Rush – Clockwork Angels
***** Five Stars out of Five
Well, they did it again.
Geddy Lee, Alex Lifeson, and Neil Peart have some how managed to catch lightning in a bottle again with what can only be called a near perfect record. Most bands are lucky to have one hit single in their life and or one hit record. Rush have never been the “hit” making machine when it came to singles so they let their music do the talking on entire records instead.
What Rush accomplishes with “Clockwork Angels” is almost dare I say, “miraculous”?
After an extremely successful and lucrative run of shows on their “Time Machine Tour” of 2010-2011 which featured two premiere tracks from the then yet to be released Angels, “Caravan” and “BU2B” start the album off with a pure musical rage that fans have literally been salivating for two years waiting to hear what kind of genius were the boys from the great white north up to next?
The band decided to re-mix “Caravan” and add a fresh new spacey intro to BU2B and remix it to go along with the tempo to its sister segue song later on in the record “BU2B2”. Rush obviously made the wise choice to freshen the tracks up a bit to give the album the new car smell a listener wants when opening their new album on release day. Once the familiar chorus of “BU2B” ends it is then the listener is taken on a journey with sounds of middle eastern tinged chanting and a sort of rock prayer that brings us to Rush Mach IV.
Rush Mach IV is the next chapter and phase of Rush as they head into their fourth decade of existence and show no signs of sounding like it. The title track delivers a performance from Peart and Lifeson that could be described as a mirror to Andy Summers and Stewart Copeland except heavier and more modern, but make no mistake about it…you can still hear The Police’s influence on Rush all of these years later after the band used to dive heavy into The Police pool with 1982’s “Signals” and 1984’s “Grace Under Pressure” albums sounding like more advanced records than The Police could ever dream of writing.

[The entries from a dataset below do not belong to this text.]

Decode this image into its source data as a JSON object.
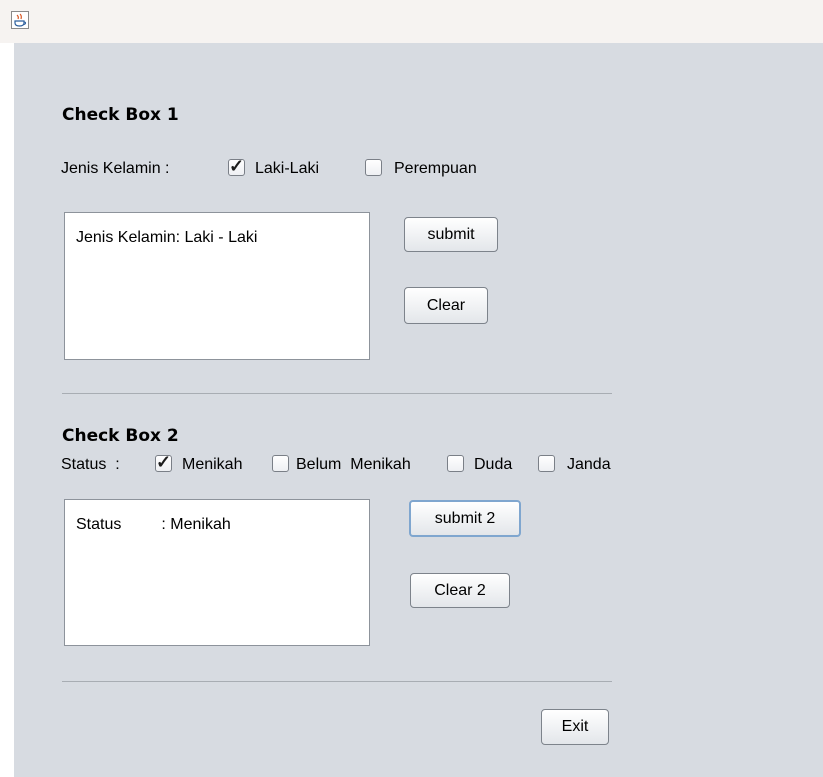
{
  "window": {
    "icon": "java-cup-icon"
  },
  "section1": {
    "title": "Check Box 1",
    "field_label": "Jenis Kelamin :",
    "options": [
      {
        "label": "Laki-Laki",
        "checked": true
      },
      {
        "label": "Perempuan",
        "checked": false
      }
    ],
    "output_text": "Jenis Kelamin: Laki - Laki",
    "submit_label": "submit",
    "clear_label": "Clear"
  },
  "section2": {
    "title": "Check Box 2",
    "field_label": "Status  :",
    "options": [
      {
        "label": "Menikah",
        "checked": true
      },
      {
        "label": "Belum  Menikah",
        "checked": false
      },
      {
        "label": "Duda",
        "checked": false
      },
      {
        "label": "Janda",
        "checked": false
      }
    ],
    "output_text": "Status         : Menikah",
    "submit_label": "submit 2",
    "clear_label": "Clear 2"
  },
  "footer": {
    "exit_label": "Exit"
  },
  "colors": {
    "panel": "#d7dbe1",
    "titlebar": "#f6f3f1",
    "focus_border": "#7fa6cf"
  }
}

With tracks like “The Anarchist” and “Carnies”, the listener is now becoming more aware that “Clockwork Angels” is going to be a showpiece for Lifeson and Peart this time out as both display chops that fans have been waiting 20 years to hear. Someone along the way gave the members of Rush some really bad advice and told them that the formula that had delivered platinum after platinum record was not the right one and they needed to play it more safe and in the pocket rather than showing off their musical talents and that is a real tragedy in the band’s history. A tragedy because so many Rush albums of the last 20 years have felt “safe”. The band just rarely let it all out and went with their natural instincts which thankfully have been recovered safely and placed on the new record.
An emotional ballad that has radio hit written on it “Halo Effect” gives Lee a moment like we have never heard before. A true love ballad that is short, simple, and sweet and pulls it off with an almost cinematic feel that has an Asia-like flashback to “The Smile Has Left Your Eyes”.
From there Rush continues the story and journey of the character of “Clockwork Angels” (which has been written into a novel to be released in September), with “Seven Cities of Gold” giving a Lee/Peart groove that provides nothing but smiles as any hardcore Rush fan will wear this song as a musical badge any day of the week to show proof that YES…Rush CAN groove and they can do it WELL. Very well.
Up next is the forthcoming single “The Wreckers” which has a chorus that will stick in the listeners brain with a kinetic buzz and a moving arrangement of strings that the band hasn’t delved into since “Nobody’s Hero” back in 1993. The current single racing up rock radio charts is up next with “Headlong Flight”. Fans had their faces blistered when the track was released two months ago and in short…were stunned that these three men who are nearing the age of 60 were getting away with this sonic assault on their musical weapons err..instruments. If at this point in the record you don’t have a clear understanding on the direction of where Rush is going with all of this then just wait. Because the tracks “Wish Them Well” and “The Garden” deliver Peart’s most inspiring lyrics since 1989’s “Presto” record which was one of his masterful lyrical achievements.
Positivity has found its way back into Rush with the dark records of “Vapor Trails” and “Snakes & Arrows” which both contained a darkness that smothered the records to death not to mention the production and mastering were dreadful. The catchy and radio friendly “Wish Them Well” and “The Garden” could be the best 1-2 punch to close a record in Rush history.
The bottom line? If you got out of Rush after the 1970s then “Clockwork Angels” welcomes you back with open arms. If you got tired of Rush after the 1980s and moved on to hair metal but still pulled out your old Rush records from time to time to relive glory years of the past? You too can welcome Rush back. Oh, and you 90s Rush fans? Yeah you know the ones I am looking at. Those fans who think records like “Roll The Bones” “Counterparts”, and “Test For Echo” were brilliant but when Rush returned in the 2000s they just didn’t suit your taste any longer? Step right up and welcome back…that band has returned too.
Rush is back. For everyone. The complaint department is closed. Go buy the record and wish them well and give thanks for 38 great years.